Die Michel, die irgendwann entnervt und verzweifelt nach massenhaften gegenseitigen Schuldzuweisungen die verdorbene Suppe weggeschüttet haben, werden ihm vermutlich nicht glauben können. Sie haben doch alle 9 festgestellt, daß die Suppe ungenießbar war. Sie sind frustriert und hungrig, und wenn sie etwas jetzt am wenigsten brauchen können, ist das ein satter und zufriedener Zeitgenosse, der ihnen noch dazu erklärt, was sie falsch gemacht haben. Weil nicht sein kann, was nicht sein darf.

Bei der nächsten Suppe werden sie vermutlich versuchen, Milton daran zu hindern sich seinen Teller aus dem Topf zu holen, solange die Suppe nicht von allen kollektiv fertig gewürzt wurde. Nur um recht zu behalten und nicht an ihrer eigenen Vernunft zweifeln zu müssen.
Zuerst durch Überzeugungsarbeit mit Argumenten wie ‚Wir alle essen von der Suppe, also müssen wir sie auch gemeinsam würzen‘.
Sollte das nicht fruchten, folgt Stufe 2: ‚Du kannst die Gewürze jetzt nicht haben, um deinen Teller zu würzen. Die braucht die Gemeinschaft für den großen Topf!‘
Und wenn das auch nicht hilft, können 9 Michel einen einzelnen Milton immer noch mit Gewalt daran hindern, seinen Teller vorzeitig zu füllen. Womit wir endlich wieder bei der Demokratie wären.

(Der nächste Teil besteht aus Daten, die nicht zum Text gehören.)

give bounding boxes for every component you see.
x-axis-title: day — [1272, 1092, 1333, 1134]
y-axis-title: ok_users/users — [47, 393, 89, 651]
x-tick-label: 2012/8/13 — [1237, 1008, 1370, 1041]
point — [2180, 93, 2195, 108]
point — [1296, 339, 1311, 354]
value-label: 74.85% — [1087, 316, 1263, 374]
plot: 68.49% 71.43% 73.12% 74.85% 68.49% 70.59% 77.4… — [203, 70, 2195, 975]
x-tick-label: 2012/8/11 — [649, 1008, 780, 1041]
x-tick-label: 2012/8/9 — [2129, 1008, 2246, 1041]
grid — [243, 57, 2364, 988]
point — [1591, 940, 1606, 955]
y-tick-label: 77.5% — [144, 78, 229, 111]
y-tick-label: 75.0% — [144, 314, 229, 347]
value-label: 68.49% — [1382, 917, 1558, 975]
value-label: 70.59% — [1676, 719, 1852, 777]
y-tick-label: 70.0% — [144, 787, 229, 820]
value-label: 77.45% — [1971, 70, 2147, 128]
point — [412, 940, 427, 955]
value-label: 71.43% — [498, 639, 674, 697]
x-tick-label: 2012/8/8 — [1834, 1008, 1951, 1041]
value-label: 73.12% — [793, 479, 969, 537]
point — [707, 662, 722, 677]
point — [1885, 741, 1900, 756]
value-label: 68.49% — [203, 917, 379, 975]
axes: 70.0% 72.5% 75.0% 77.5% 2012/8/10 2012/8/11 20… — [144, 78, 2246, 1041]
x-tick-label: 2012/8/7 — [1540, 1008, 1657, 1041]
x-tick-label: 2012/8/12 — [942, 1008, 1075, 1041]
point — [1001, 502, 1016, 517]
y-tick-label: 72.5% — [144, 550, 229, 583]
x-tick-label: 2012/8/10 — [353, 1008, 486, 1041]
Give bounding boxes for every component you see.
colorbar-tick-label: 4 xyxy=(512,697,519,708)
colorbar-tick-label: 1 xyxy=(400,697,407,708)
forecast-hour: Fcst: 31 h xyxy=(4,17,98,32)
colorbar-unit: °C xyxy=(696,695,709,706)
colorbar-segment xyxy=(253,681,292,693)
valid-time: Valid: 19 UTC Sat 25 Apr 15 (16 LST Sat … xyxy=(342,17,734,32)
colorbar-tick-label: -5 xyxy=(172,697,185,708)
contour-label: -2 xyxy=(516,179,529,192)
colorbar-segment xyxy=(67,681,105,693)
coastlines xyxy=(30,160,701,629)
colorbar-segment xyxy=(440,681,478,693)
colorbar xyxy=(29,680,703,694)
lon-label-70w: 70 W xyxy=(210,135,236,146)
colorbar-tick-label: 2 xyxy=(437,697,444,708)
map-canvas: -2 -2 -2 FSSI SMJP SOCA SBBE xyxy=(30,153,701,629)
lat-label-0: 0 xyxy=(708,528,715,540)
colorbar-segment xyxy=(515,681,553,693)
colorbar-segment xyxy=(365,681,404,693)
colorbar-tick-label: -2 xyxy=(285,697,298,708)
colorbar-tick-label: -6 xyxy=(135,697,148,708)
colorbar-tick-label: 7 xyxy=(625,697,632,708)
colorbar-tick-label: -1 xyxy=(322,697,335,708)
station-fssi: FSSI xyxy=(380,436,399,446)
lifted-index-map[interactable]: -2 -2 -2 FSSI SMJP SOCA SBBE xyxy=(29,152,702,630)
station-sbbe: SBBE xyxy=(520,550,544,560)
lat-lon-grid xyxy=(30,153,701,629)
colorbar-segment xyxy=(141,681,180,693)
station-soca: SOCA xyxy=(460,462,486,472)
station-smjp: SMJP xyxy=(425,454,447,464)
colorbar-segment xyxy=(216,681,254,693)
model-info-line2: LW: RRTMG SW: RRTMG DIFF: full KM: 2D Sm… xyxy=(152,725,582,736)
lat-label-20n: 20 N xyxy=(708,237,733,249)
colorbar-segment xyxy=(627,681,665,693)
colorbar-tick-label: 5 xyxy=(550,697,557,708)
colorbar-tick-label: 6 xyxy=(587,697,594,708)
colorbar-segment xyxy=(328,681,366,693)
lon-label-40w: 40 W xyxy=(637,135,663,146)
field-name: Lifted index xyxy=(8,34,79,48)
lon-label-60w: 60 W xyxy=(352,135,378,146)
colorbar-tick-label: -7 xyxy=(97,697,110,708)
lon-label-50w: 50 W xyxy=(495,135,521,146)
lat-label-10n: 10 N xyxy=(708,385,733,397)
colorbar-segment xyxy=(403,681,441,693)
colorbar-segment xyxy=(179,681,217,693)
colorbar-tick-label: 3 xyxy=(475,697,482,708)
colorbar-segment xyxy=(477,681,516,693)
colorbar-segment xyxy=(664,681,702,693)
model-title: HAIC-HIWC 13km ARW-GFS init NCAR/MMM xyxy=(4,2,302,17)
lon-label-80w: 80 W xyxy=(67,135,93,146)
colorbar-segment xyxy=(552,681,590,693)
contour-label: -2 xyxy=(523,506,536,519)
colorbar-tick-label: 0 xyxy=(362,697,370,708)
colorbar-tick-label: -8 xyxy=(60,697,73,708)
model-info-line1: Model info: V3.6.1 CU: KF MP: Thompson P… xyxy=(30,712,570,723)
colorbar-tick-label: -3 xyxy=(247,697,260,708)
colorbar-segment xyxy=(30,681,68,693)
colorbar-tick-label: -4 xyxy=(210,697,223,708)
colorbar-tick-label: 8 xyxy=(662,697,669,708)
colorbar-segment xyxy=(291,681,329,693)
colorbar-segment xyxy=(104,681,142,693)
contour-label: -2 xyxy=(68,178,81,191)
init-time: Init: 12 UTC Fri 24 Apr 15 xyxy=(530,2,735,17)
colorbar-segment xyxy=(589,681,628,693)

Und dann wundern sich die Michel, wenn Milton zukünftig weder mit ihnen gemeinsam kocht noch ißt, sondern sich aus der herrlichen Gemeinschaft zurückzieht.

Sicher, sie könnten auch von ihm lernen, aber das werden sie vermutlich nicht. Es widerspricht doch jeder Logik, daß einer von 10 recht hat und 9 sich irren. Auch das haben sie im großen Kochkurs gelernt.